Entidades alegaram que projeto dava condições mínimas aos trabalhadores.
Andriy Popov

A Lei 13.998/2020 foi publicada na última sexta-feira (15/5) e vetou a "ampliação" do benefício para profissionais que não estão inscritos no Cadastro Único. O PL 873/2020 especificava profissões aptas a receber o valor.

Na justificativa do veto, Bolsonaro afirmou que a proposta fere o princípio da isonomia por "privilegiar profissões". Além disso, alegou a necessidade de indicação da fonte de custeio e do impacto orçamentário para atender as medidas.

A Associação Nacional dos Magistrados da Justiça do Trabalho (Anamatra), a Associação Nacional dos Procuradores do Trabalho (ANPT) e a Associação Brasileira dos Advogados Trabalhistas (Abrat) enviaram notas técnicas aos parlamentares. As entidades pedem a derrubada dos vetos sob argumento de que o texto original buscava dar condições mínimas aos trabalhadores.

Auxílios negados
A concessão do auxílio tem gerado ruídos quanto às negativas de pedidos.
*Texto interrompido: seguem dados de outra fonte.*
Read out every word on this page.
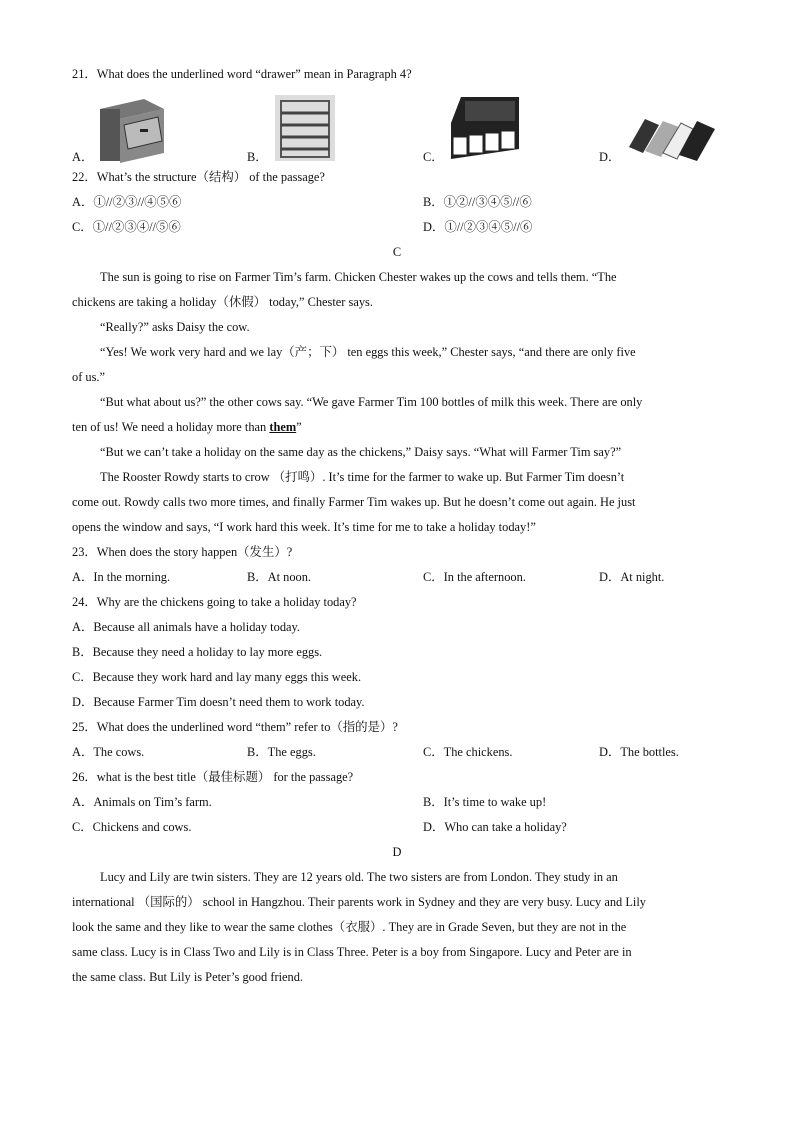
21．What does the underlined word “drawer” mean in Paragraph 4?
A．	B．	C．	D．
22．What’s the structure（结构） of the passage?
A．①//②③//④⑤⑥	B．①②//③④⑤//⑥
C．①//②③④//⑤⑥	D．①//②③④⑤//⑥
C
The sun is going to rise on Farmer Tim’s farm. Chicken Chester wakes up the cows and tells them. “The
chickens are taking a holiday（休假） today,” Chester says.
“Really?” asks Daisy the cow.
“Yes! We work very hard and we lay（产；下） ten eggs this week,” Chester says, “and there are only five
of us.”
“But what about us?” the other cows say. “We gave Farmer Tim 100 bottles of milk this week. There are only
ten of us! We need a holiday more than them”
“But we can’t take a holiday on the same day as the chickens,” Daisy says. “What will Farmer Tim say?”
The Rooster Rowdy starts to crow （打鸣）. It’s time for the farmer to wake up. But Farmer Tim doesn’t
come out. Rowdy calls two more times, and finally Farmer Tim wakes up. But he doesn’t come out again. He just
opens the window and says, “I work hard this week. It’s time for me to take a holiday today!”
23．When does the story happen（发生）?
A．In the morning.	B．At noon.	C．In the afternoon.	D．At night.
24．Why are the chickens going to take a holiday today?
A．Because all animals have a holiday today.
B．Because they need a holiday to lay more eggs.
C．Because they work hard and lay many eggs this week.
D．Because Farmer Tim doesn’t need them to work today.
25．What does the underlined word “them” refer to（指的是）?
A．The cows.	B．The eggs.	C．The chickens.	D．The bottles.
26．what is the best title（最佳标题） for the passage?
A．Animals on Tim’s farm.	B．It’s time to wake up!
C．Chickens and cows.	D．Who can take a holiday?
D
Lucy and Lily are twin sisters. They are 12 years old. The two sisters are from London. They study in an
international （国际的） school in Hangzhou. Their parents work in Sydney and they are very busy. Lucy and Lily
look the same and they like to wear the same clothes（衣服）. They are in Grade Seven, but they are not in the
same class. Lucy is in Class Two and Lily is in Class Three. Peter is a boy from Singapore. Lucy and Peter are in
the same class. But Lily is Peter’s good friend.
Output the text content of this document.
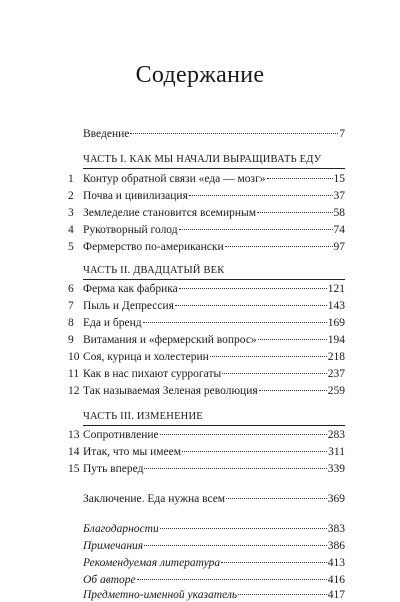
Содержание
Введение	7
ЧАСТЬ I. КАК МЫ НАЧАЛИ ВЫРАЩИВАТЬ ЕДУ
1 Контур обратной связи «еда — мозг»	15
2 Почва и цивилизация	37
3 Земледелие становится всемирным	58
4 Рукотворный голод	74
5 Фермерство по-американски	97
ЧАСТЬ II. ДВАДЦАТЫЙ ВЕК
6 Ферма как фабрика	121
7 Пыль и Депрессия	143
8 Еда и бренд	169
9 Витамания и «фермерский вопрос»	194
10 Соя, курица и холестерин	218
11 Как в нас пихают суррогаты	237
12 Так называемая Зеленая революция	259
ЧАСТЬ III. ИЗМЕНЕНИЕ
13 Сопротивление	283
14 Итак, что мы имеем	311
15 Путь вперед	339
Заключение. Еда нужна всем	369
Благодарности	383
Примечания	386
Рекомендуемая литература	413
Об авторе	416
Предметно-именной указатель	417
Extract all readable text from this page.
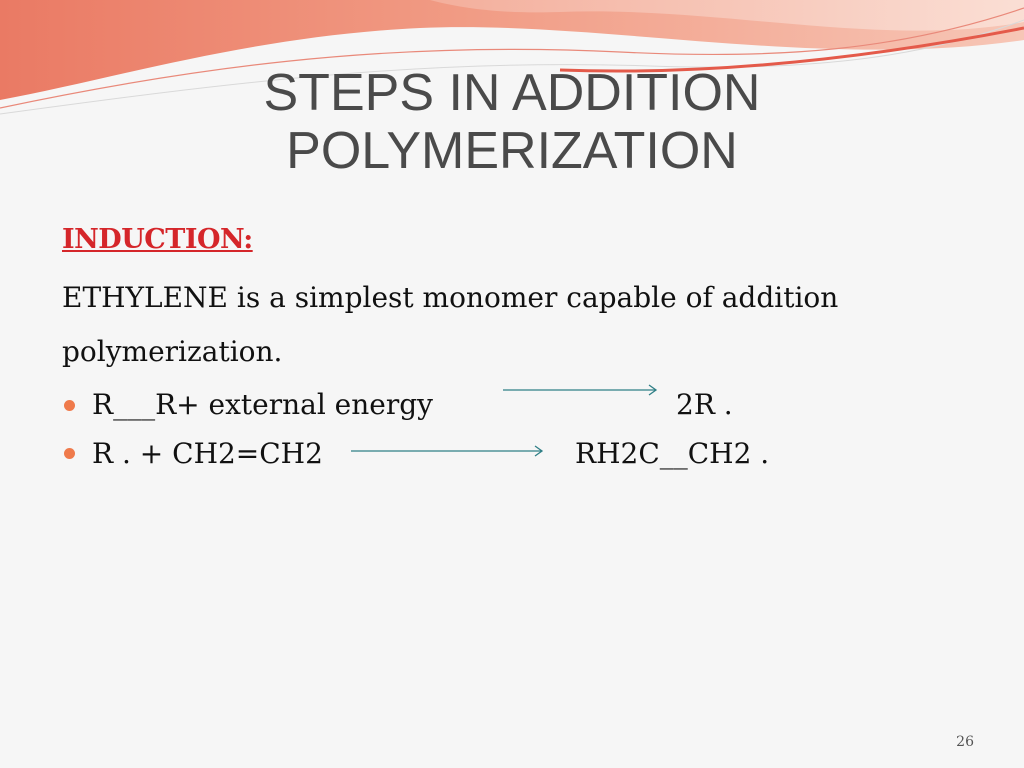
STEPS IN ADDITION
POLYMERIZATION
INDUCTION:
ETHYLENE is a simplest monomer capable of addition
polymerization.
R___R+ external energy	2R .
R . + CH2=CH2	RH2C__CH2 .
26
O Tribunal de Contas da União determinou que os Ministérios da Defesa e da Cidadania não concedam o benefício a militares e cancelem os cadastros já feitos e obtenham a devolução dos valores pagos irregularmente. De acordo com o colegiado, servidores não estão entre aqueles que podem receber o auxílio emergencial, segundo a Lei 13.982/2020.

A questão também atingiu ex-candidatas que tem o pedido negado sob alegação de que exercem mandato eletivo e estarem vinculadas ao Regime Próprio de Previdência Social. Conforme mostrou reportagem da ConJur, a questão foi questionada no Tribunal Superior Eleitoral pela Associação Visibilidade Feminina e não foi apreciada até o momento.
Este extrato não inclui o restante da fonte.